Ist es also leichter, „einen Diktator loszuwerden als das Patriarchat“, wie Naiema Gebril seufzt, Richterin am Berufungsgericht in Benghazi? Die Tradition Libyens , ihres Landes, sei immer stärker gewesen als fortschrittliche Gesetze und eine stark weibliche Justiz, wie es sie schon zu Gaddafis Zeiten gegeben habe: „Geschlechterpolitik wurde nie umgesetzt.“

Dem Traditionsargument hatte Nadje Al-Ali zuvor bereits widersprochen. „Kultur ist wichtig, aber in einem umfassenderen Sinne“. Es gehe nicht nur um Prägungen durch Religion, sondern auch durch Theater, Kino und Literatur. „Tradition ist oft etwas sorgfältig aus der Vergangenheit für heutige Zwecke Gewähltes. Die Kleidervorschriften muslimischer Frauen zum Beispiel sind ein sehr modernes Phänomen.“

Und was Diktatur und Patriarchat betrifft, sind die beiden kaum voneinander zu trennen, meint Al-Ali. "Der Streit um Männlichkeit und Weiblichkeit steht im Zentrum politischer Umbrüche." Auf diesem Feld ist der Arabische Frühling aus ihrer Sicht sehr erfolgreich gewesen, mit seiner nie dagewesenen Mobilisierung auch gegen sexuelle Gewalt, einschließlich neuer Formen von Männlichkeit. "Niemals zuvor,gab es so viele Männer, vor allem junge, die sich gegen sexuelle Gewalt engagierten."

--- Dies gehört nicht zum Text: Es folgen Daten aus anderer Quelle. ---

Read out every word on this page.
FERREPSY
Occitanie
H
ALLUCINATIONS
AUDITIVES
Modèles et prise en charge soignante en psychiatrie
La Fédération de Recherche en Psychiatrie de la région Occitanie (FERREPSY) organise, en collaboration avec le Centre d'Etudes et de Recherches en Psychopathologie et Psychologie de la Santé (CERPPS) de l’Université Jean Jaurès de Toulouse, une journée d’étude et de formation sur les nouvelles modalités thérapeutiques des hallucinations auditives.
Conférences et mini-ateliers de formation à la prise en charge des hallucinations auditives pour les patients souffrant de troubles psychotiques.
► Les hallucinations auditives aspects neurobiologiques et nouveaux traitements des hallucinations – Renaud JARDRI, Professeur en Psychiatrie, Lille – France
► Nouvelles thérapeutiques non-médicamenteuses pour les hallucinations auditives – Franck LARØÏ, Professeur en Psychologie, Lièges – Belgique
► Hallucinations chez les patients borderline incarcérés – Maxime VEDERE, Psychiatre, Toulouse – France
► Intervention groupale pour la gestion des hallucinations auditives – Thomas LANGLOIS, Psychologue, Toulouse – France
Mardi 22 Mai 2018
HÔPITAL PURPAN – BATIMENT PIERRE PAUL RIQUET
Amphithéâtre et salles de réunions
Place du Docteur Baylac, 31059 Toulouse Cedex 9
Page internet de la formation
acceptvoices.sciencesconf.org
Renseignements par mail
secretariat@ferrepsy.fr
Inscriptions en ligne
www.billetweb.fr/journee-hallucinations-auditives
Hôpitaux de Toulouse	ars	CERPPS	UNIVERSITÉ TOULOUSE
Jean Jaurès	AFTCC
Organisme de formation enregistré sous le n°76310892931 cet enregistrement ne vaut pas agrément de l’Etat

Einer von ihnen ist nach Berlin gekommen: Mohamed El-Khateeb von „Harass Map“ in Ägypten. Die Gruppe, in der Frauen und Männer zusammenarbeiten, dokumentiert Übergriffe, berät und hilft Opfern. „Wir wollen Schluss machen damit, dass sexuelle Belästigung in Ägypten gesellschaftlich akzeptiert ist“, heißt es auf der Website der Ende 2010 gegründeten NGO. In solchen Initiativen kann die Utopie vom Tahrir-Platz weiterleben.